The MIT-lead tream developed the twin-aisle "double-bubble" D8 configuration during NASA-funded N+3 studies completed in 2010. In NASA paralance, N+3 means an aircraft that could enter service around 2035. In those studies, the team concluded that the D8 could reduce fuel burn 70% relative to today's 737-800.
Of that saving, 49% comes from the configuration, with its wide lifting-body fuselage, almost-unswept wing and reduced cruise Mach number, and rear-mounted engines ingesting the fuselage boundary layer. The rest of the 70% reduction comes from 2035-timeframe airframe and engine technologies.
Under a Phase 2 contract from NASA, the team will conduct a series of windtunnel tests to validate that 49% fuel saving from the configuration alone. These have begun with tests of a 1/20th-scale unpowered model of the D8 in MIT's Wright Brothers Wind Tunnel (above) to measure the aerodynamic benefit of the airframe without its integrated engines.
Mark Drela, the MIT professor who developed the TASOPT optimization tool used to design the D8, says the aerodynamic advantages come from the lifting fuselage, which shrinks the wing; the nose-up pitching moment from the upturned nose, which shrinks the horizontal tail; and reducing Mach number to 0.72 from 0.80, which allows a lighter, more-efficient low-sweep wing.
Next will come tunnel tests of 1/11th-scale powered models to measure the benefit of boundary-layer ingestion (BLI). This will involve testing the model first with conventional podded engines...
...then with the engines integrated into the aft fuselage.
Nestled into the rear fuselage, the engines ingest the slower-moving fuselage boundary-later and re-energize the fuselage wake, reducing drag. Slowing the flow into the engines also increases their propulsive efficiency, reducing fuel burn. The D8's lower cruise speed helps, Drela says, as the air entering the fans has a local Mach number of around 0.60, which minimizes flow distortion.
Other advantages of the flush-mounted engines include the ability to minimize the size, weight and drag of the nacelles by using the rear fuselage to align the flow with the engines; shielding engine noise from the ground using the fuselage and "pi-tail"; and reducing engine-out yaw moments, which shrinks the vertical tails.

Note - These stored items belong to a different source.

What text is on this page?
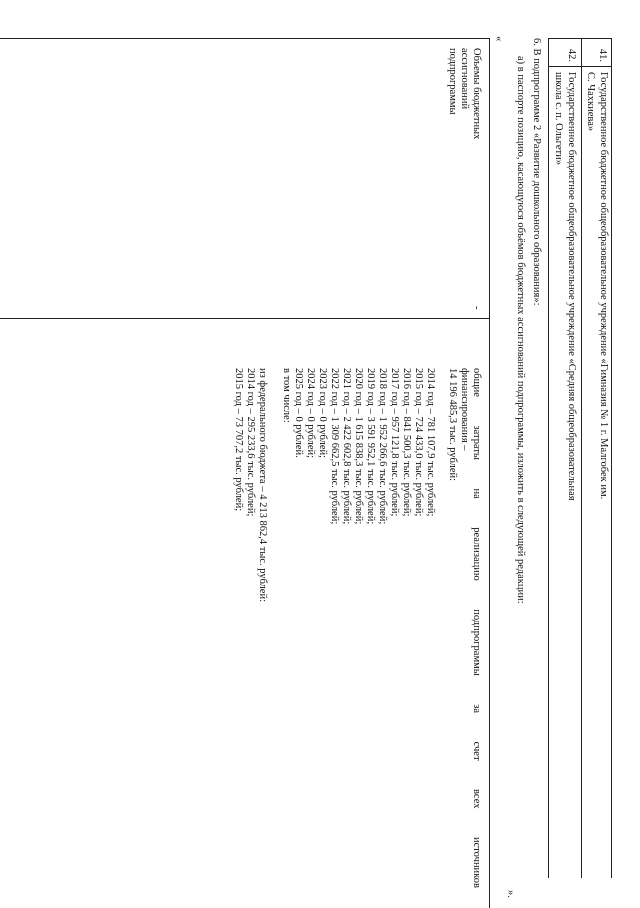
41.
Государственное бюджетное общеобразовательное учреждение «Гимназия № 1 г. Малгобек им.
С. Чахкиева»
42.
Государственное бюджетное общеобразовательное учреждение «Средняя общеобразовательная
школа с. п. Ольгети»
6. В подпрограмме 2 «Развитие дошкольного образования»:
а) в паспорте позицию, касающуюся объёмов бюджетных ассигнований подпрограммы, изложить в следующей редакции:
«
».
Объемы бюджетных
ассигнований
подпрограммы
-
общие
затраты
на
реализацию
подпрограммы
за
счет
всех
источников
финансирования –
14 196 485,3 тыс. рублей:
2014 год – 781 107,9 тыс. рублей;
2015 год – 724 433,0 тыс. рублей;
2016 год – 841 500,3 тыс. рублей;
2017 год – 957 121,8 тыс. рублей;
2018 год – 1 952 266,6 тыс. рублей;
2019 год – 3 591 952,1 тыс. рублей;
2020 год – 1 615 838,3 тыс. рублей;
2021 год – 2 422 602,8 тыс. рублей;
2022 год – 1 309 662,5 тыс. рублей;
2023 год – 0 рублей;
2024 год – 0 рублей;
2025 год – 0 рублей.
в том числе:
из федерального бюджета – 4 213 862,4 тыс. рублей:
2014 год – 295 233,6 тыс. рублей;
2015 год – 73 707,2 тыс. рублей;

A disadvantage, says MIT professor Edward Greitzer, is the possibility of engine fratricide - an uncontained failure in engine also taking out the adjacent one. This could be overcome by extra containment or by staggering the engines longitudinally. The team is also studying small-core ultra-high-bypass engines in which the core is aerodynamically coupled via a free power-turbine to an aft fan - an arrangement that could allow more flexibility in lining up the disk burst zones.
The final round of tests, with a 1/4th-scale powered model in NASA Langley's 14 x 22ft subsonic tunnel, will focus on the aero-acoustic performance of the full configuration, with the goal of "traceably comparing" the D8 with the 737-800 to assess the benefits of BLI and identify any unanticipated losses from propulsion/airframe integration, such as the effects of flow distortion into the fans.